Trade Desk, which initially cleared a 149.10 buy point in a long double-bottom base on Feb. 4, blasted more than 30% higher in monster volume on outstanding Q4 results. It joined IBD Leaderboard again, this time as a new half-size position, on the strong move.

More Tech Stocks Break Out, Expand Gains

Acacia Communications also staged excellent gains on a dramatic turnaround in its fourth-quarter results (EPS up 52%, revenue 24% vs. year-ago levels). For more details on finding the correct buy point, please go to this IBD New Highs column.

Workday, one of the leaders in cloud-based enterprise software for HR functions and now financial and accounting operations, built a four-month base on base that showed a 172.77 buy point.

The stock cleared that buy point on Jan. 23, pulled back mildly for several days, then bolted higher as the budding stock market uptrend, confirmed with a Jan. 4 follow-through, gained more strength.

Workday shares, hitting a new high of 194.72, have now advanced 12.7% past the proper entry. Workday is also up 22% since Jan. 1. The Dow Jones Industrial Average has climbed 11.3% over the same time frame.

This Warren Buffett Stock Slides Deeper Below Its Highs

On the down side, Kraft Heinz (KHC) gapped down at the open and plunged more than 26% to an all-time low. At 34, the packaged food giant is now well below its October 2012 debut when it finished that month at 37.61.

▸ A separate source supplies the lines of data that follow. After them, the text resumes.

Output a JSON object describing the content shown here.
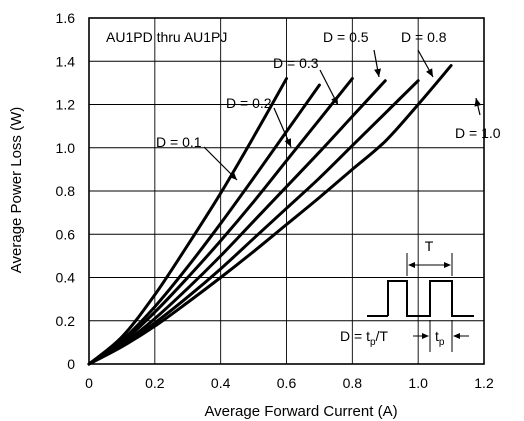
{
  "chart_data": {
    "type": "line",
    "title": "AU1PD thru AU1PJ",
    "xlabel": "Average Forward Current (A)",
    "ylabel": "Average Power Loss (W)",
    "xlim": [
      0,
      1.2
    ],
    "ylim": [
      0,
      1.6
    ],
    "x_ticks": [
      0,
      0.2,
      0.4,
      0.6,
      0.8,
      1.0,
      1.2
    ],
    "x_tick_labels": [
      "0",
      "0.2",
      "0.4",
      "0.6",
      "0.8",
      "1.0",
      "1.2"
    ],
    "y_ticks": [
      0,
      0.2,
      0.4,
      0.6,
      0.8,
      1.0,
      1.2,
      1.4,
      1.6
    ],
    "y_tick_labels": [
      "0",
      "0.2",
      "0.4",
      "0.6",
      "0.8",
      "1.0",
      "1.2",
      "1.4",
      "1.6"
    ],
    "grid": true,
    "series": [
      {
        "name": "D = 0.1",
        "x": [
          0,
          0.1,
          0.2,
          0.3,
          0.4,
          0.5,
          0.6
        ],
        "y": [
          0,
          0.125,
          0.32,
          0.55,
          0.79,
          1.05,
          1.32
        ]
      },
      {
        "name": "D = 0.2",
        "x": [
          0,
          0.1,
          0.2,
          0.3,
          0.4,
          0.5,
          0.6,
          0.7
        ],
        "y": [
          0,
          0.11,
          0.265,
          0.45,
          0.65,
          0.86,
          1.075,
          1.29
        ]
      },
      {
        "name": "D = 0.3",
        "x": [
          0,
          0.1,
          0.2,
          0.3,
          0.4,
          0.5,
          0.6,
          0.7,
          0.8
        ],
        "y": [
          0,
          0.1,
          0.24,
          0.4,
          0.57,
          0.75,
          0.94,
          1.13,
          1.32
        ]
      },
      {
        "name": "D = 0.5",
        "x": [
          0,
          0.1,
          0.2,
          0.3,
          0.4,
          0.5,
          0.6,
          0.7,
          0.8,
          0.9
        ],
        "y": [
          0,
          0.09,
          0.21,
          0.35,
          0.5,
          0.66,
          0.82,
          0.98,
          1.145,
          1.31
        ]
      },
      {
        "name": "D = 0.8",
        "x": [
          0,
          0.1,
          0.2,
          0.3,
          0.4,
          0.5,
          0.6,
          0.7,
          0.8,
          0.9,
          1.0
        ],
        "y": [
          0,
          0.085,
          0.19,
          0.31,
          0.44,
          0.58,
          0.72,
          0.86,
          1.01,
          1.16,
          1.31
        ]
      },
      {
        "name": "D = 1.0",
        "x": [
          0,
          0.1,
          0.2,
          0.3,
          0.4,
          0.5,
          0.6,
          0.7,
          0.8,
          0.9,
          1.0,
          1.1
        ],
        "y": [
          0,
          0.08,
          0.175,
          0.285,
          0.4,
          0.52,
          0.645,
          0.77,
          0.9,
          1.03,
          1.2,
          1.38
        ]
      }
    ],
    "annotations": {
      "duty_formula_prefix": "D = t",
      "duty_formula_sub": "p",
      "duty_formula_suffix": "/T",
      "period_label": "T",
      "pulse_label": "t",
      "pulse_label_sub": "p"
    }
  },
  "colors": {
    "curve": "#000000",
    "grid": "#000000",
    "background": "#ffffff"
  }
}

The owner of many long-standing brands in cheese, coffee, pickles,  nuts and other popular food brands reported an SEC probe of its accounting practices. Warren Buffett’s Berkshire Hathaway (BRKA),  the largest holder of Kraft Heinz shares, fell nearly 2%.

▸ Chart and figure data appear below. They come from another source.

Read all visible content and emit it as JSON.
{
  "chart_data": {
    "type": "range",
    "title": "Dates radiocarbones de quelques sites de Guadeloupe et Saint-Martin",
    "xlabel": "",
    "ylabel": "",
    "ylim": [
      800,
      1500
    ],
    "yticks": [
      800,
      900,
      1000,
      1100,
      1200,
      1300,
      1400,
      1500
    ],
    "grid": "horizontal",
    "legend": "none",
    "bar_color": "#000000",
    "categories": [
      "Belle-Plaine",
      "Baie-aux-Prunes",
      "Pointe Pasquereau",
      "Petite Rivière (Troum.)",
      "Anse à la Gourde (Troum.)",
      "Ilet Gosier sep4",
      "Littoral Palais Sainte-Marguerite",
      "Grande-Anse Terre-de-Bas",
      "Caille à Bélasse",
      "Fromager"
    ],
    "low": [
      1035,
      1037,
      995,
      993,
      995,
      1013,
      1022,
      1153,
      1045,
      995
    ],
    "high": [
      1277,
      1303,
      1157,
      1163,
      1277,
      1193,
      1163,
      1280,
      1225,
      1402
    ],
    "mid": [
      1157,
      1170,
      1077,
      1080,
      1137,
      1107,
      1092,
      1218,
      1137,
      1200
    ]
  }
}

Kraft Heinz reported a disappointing 7% drop in Q4 profit to 84 cents a share, 9 cents below the consensus view, as sales gained 1% to $6.89 billion. The company also recorded non-cash asset impairment charges of $15.4 billion to lower the carrying amount of goodwill in certain units, namely US Refrigerated and Canada Retail.

The Right Time To Sell Kraft Heinz

Kraft Heinz long showed poor stock action for months.

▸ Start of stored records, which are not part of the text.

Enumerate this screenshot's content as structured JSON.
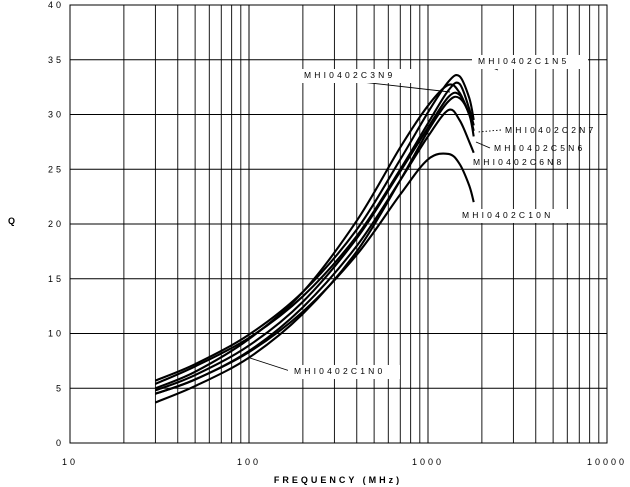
{
  "chart_data": {
    "type": "line",
    "title": "",
    "xlabel": "FREQUENCY (MHz)",
    "ylabel": "Q",
    "x_scale": "log",
    "xlim": [
      10,
      10000
    ],
    "ylim": [
      0,
      40
    ],
    "grid": true,
    "x_ticks": [
      "10",
      "100",
      "1000",
      "10000"
    ],
    "y_ticks": [
      "0",
      "5",
      "10",
      "15",
      "20",
      "25",
      "30",
      "35",
      "40"
    ],
    "series": [
      {
        "name": "MHI0402C1N5",
        "x": [
          30,
          50,
          100,
          200,
          400,
          700,
          1000,
          1300,
          1500,
          1700,
          1800
        ],
        "y": [
          5.7,
          7.2,
          9.9,
          13.8,
          19.5,
          25.9,
          30.2,
          33.0,
          33.5,
          31.5,
          29.5
        ]
      },
      {
        "name": "MHI0402C3N9",
        "x": [
          30,
          50,
          100,
          200,
          400,
          700,
          1000,
          1300,
          1500,
          1700,
          1800
        ],
        "y": [
          5.0,
          6.5,
          9.5,
          13.8,
          20.3,
          27.0,
          30.8,
          32.7,
          32.0,
          30.0,
          29.0
        ]
      },
      {
        "name": "MHI0402C2N7",
        "x": [
          30,
          50,
          100,
          200,
          400,
          700,
          1000,
          1300,
          1500,
          1700,
          1800
        ],
        "y": [
          5.4,
          7.0,
          9.6,
          13.4,
          18.9,
          25.0,
          29.2,
          32.2,
          32.8,
          30.5,
          29.0
        ]
      },
      {
        "name": "MHI0402C5N6",
        "x": [
          30,
          50,
          100,
          200,
          400,
          700,
          1000,
          1300,
          1500,
          1700,
          1800
        ],
        "y": [
          4.8,
          6.2,
          8.9,
          12.9,
          18.7,
          24.8,
          28.8,
          31.6,
          31.8,
          30.0,
          28.5
        ]
      },
      {
        "name": "MHI0402C6N8",
        "x": [
          30,
          50,
          100,
          200,
          400,
          700,
          1000,
          1300,
          1500,
          1700,
          1800
        ],
        "y": [
          4.5,
          5.8,
          8.4,
          12.4,
          18.0,
          24.0,
          28.0,
          30.4,
          29.5,
          27.5,
          26.5
        ]
      },
      {
        "name": "MHI0402C10N",
        "x": [
          30,
          50,
          100,
          200,
          400,
          700,
          1000,
          1300,
          1500,
          1700,
          1800
        ],
        "y": [
          4.5,
          5.8,
          8.3,
          12.0,
          17.2,
          22.7,
          25.9,
          26.4,
          25.5,
          23.5,
          22.0
        ]
      },
      {
        "name": "MHI0402C1N0",
        "x": [
          30,
          50,
          100,
          200,
          400,
          700,
          1000,
          1300,
          1500,
          1700,
          1800
        ],
        "y": [
          3.7,
          5.2,
          7.8,
          11.8,
          17.5,
          24.0,
          28.5,
          31.2,
          31.5,
          30.0,
          28.0
        ]
      }
    ],
    "labels": [
      {
        "text": "MHI0402C1N5",
        "series": "MHI0402C1N5"
      },
      {
        "text": "MHI0402C3N9",
        "series": "MHI0402C3N9"
      },
      {
        "text": "MHI0402C2N7",
        "series": "MHI0402C2N7"
      },
      {
        "text": "MHI0402C5N6",
        "series": "MHI0402C5N6"
      },
      {
        "text": "MHI0402C6N8",
        "series": "MHI0402C6N8"
      },
      {
        "text": "MHI0402C10N",
        "series": "MHI0402C10N"
      },
      {
        "text": "MHI0402C1N0",
        "series": "MHI0402C1N0"
      }
    ]
  }
}
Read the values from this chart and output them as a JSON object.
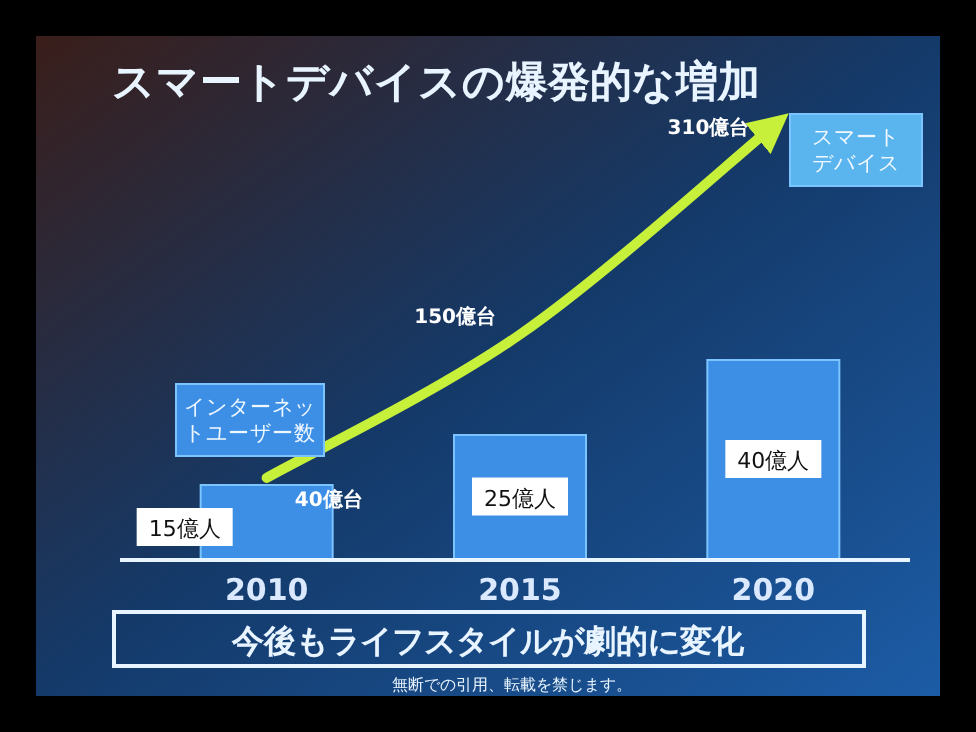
{
  "chart_data": {
    "type": "bar",
    "title": "スマートデバイスの爆発的な増加",
    "categories": [
      "2010",
      "2015",
      "2020"
    ],
    "series": [
      {
        "name": "インターネットユーザー数",
        "color": "#3d8fe6",
        "values": [
          15,
          25,
          40
        ],
        "value_labels": [
          "15億人",
          "25億人",
          "40億人"
        ]
      },
      {
        "name": "スマートデバイス",
        "type": "line",
        "axis": "y2",
        "color": "#c6f03a",
        "values": [
          40,
          150,
          310
        ],
        "value_labels": [
          "40億台",
          "150億台",
          "310億台"
        ]
      }
    ],
    "annotations": [
      "今後もライフスタイルが劇的に変化",
      "無断での引用、転載を禁じます。"
    ],
    "legend": "right",
    "marker": "none",
    "line_style": "solid"
  }
}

The right time to exit the stock came in June 2017, when Kraft Heinz failed to complete a nearly four-month flat base that showed a 97.87 buy point. The stock did not break out. Instead, shares slid below both the key 10-week and 40-week moving averages. For more on how to use this defensive sell signal in a timely fashion, please check out this Investor’s Corner column.

By late July the same year, Kraft Heinz’s 10-week line was tilting lower. The stock made multiple rebound attempts, but failed to rise back above the key support-and-resistance chart indicator.